Morocco is one of the easiest countries in Africa to get around. Between a genuinely good train network, reliable intercity buses, shared taxis and cheap car hire, you can reach almost anywhere comfortably — you just need to know which mode fits which route.
Use the train for the Tangier–Rabat–Casablanca–Marrakech and Fes corridors (it's excellent). Use CTM/Supratours buses for places the train doesn't reach (Chefchaouen, Essaouira, the south). Use petit taxis in cities (meter on!) and grands taxis for short intercity hops. Rent a car for the southern road trips.
Trains (ONCF) — the backbone
Morocco’s railway is the best in Africa. The flagship is Al Boraq, the high-speed line linking Tangier–Rabat–Casablanca (Tangier to Casablanca in just over 2 hours). Standard intercity trains continue to Marrakech and Fes/Meknes.

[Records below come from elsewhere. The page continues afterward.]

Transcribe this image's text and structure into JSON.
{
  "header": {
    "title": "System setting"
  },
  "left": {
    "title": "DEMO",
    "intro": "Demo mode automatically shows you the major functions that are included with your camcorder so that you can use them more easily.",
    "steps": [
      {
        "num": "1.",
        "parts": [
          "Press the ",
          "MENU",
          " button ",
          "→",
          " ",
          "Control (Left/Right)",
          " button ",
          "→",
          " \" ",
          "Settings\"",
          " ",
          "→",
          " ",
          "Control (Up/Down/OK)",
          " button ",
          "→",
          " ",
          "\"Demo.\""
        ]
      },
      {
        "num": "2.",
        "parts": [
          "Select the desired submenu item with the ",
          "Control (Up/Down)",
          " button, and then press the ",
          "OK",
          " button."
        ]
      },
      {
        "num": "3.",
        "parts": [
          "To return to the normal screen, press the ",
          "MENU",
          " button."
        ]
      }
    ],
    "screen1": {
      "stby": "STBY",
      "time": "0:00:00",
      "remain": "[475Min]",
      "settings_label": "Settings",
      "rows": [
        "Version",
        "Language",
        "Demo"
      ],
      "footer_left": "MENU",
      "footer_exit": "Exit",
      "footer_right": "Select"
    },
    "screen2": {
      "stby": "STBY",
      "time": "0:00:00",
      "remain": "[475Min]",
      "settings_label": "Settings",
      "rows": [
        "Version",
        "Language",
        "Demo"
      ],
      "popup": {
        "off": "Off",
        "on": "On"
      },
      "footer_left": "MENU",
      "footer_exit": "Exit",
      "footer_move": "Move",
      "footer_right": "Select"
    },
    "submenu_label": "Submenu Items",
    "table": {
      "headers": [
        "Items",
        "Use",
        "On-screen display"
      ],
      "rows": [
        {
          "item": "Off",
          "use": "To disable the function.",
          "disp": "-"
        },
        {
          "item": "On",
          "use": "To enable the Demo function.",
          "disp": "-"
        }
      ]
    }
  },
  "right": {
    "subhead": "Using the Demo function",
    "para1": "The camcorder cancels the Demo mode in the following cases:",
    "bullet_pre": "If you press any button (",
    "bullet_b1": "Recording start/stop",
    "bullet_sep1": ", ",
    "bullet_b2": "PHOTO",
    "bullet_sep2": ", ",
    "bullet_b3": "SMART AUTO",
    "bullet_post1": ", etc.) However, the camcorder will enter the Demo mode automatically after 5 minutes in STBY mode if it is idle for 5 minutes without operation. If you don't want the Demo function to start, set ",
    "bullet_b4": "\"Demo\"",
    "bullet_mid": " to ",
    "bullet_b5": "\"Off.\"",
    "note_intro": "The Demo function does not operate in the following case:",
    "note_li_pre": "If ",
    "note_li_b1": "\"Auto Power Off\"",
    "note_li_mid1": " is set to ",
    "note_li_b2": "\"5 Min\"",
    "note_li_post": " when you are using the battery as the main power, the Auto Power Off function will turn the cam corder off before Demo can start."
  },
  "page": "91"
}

| Route | Approx. time | Type |
|---|---|---|
| Casablanca ↔ Marrakech | ~2.5–3 h | Intercity |
| Casablanca ↔ Tangier | ~2 h | Al Boraq (high-speed) |
| Casablanca ↔ Fes | ~3.5 h | Intercity |
| Marrakech ↔ Fes | ~7 h | Intercity |
Book on the ONCF app or at the station. First class guarantees a reserved seat and is still inexpensive — worth it on busy routes.
Buses (CTM & Supratours)
For destinations off the rail map — Chefchaouen, Essaouira, Merzouga, the south — the comfortable, reliable choice is a CTM or Supratours coach. Book a day or two ahead in high season, and ignore the cheaper unmarked local buses unless you’re adventurous.
Taxis: petit vs grand
- Petit taxis — small, colour-coded city cabs (max 3 passengers). Always ask for the meter (compteur); if they refuse, agree the price before getting in. Short city hops are 15–40 MAD.
- Grands taxis — older Mercedes sedans running fixed intercity routes; they leave when full (6 passengers) and are cheap, or you can pay for the empty seats to go privately.
Renting a car
A car shines for the Atlas Mountains, the gorges, and desert approaches, where public transport is thin and the scenery is the point. Roads are generally good and well-signed. Downsides: chaotic city driving and parking, and police checkpoints (just slow down and have papers ready). Many travellers rent only for the southern loop and use trains elsewhere.
Airport transfers
City taxis from airports usually run on agreed flat fares — confirm before you set off. For a fixed price and a name-board pickup after a long flight, a pre-booked transfer is the low-stress option, especially arriving late into Marrakech or Fes.
Which should you choose?
- Big cities, north & centre: train.
- Chefchaouen, Essaouira, far south: CTM/Supratours bus.
- Atlas, gorges, desert road trip: rental car or organised tour.
- Within a city: petit taxi (meter) or walk the medina.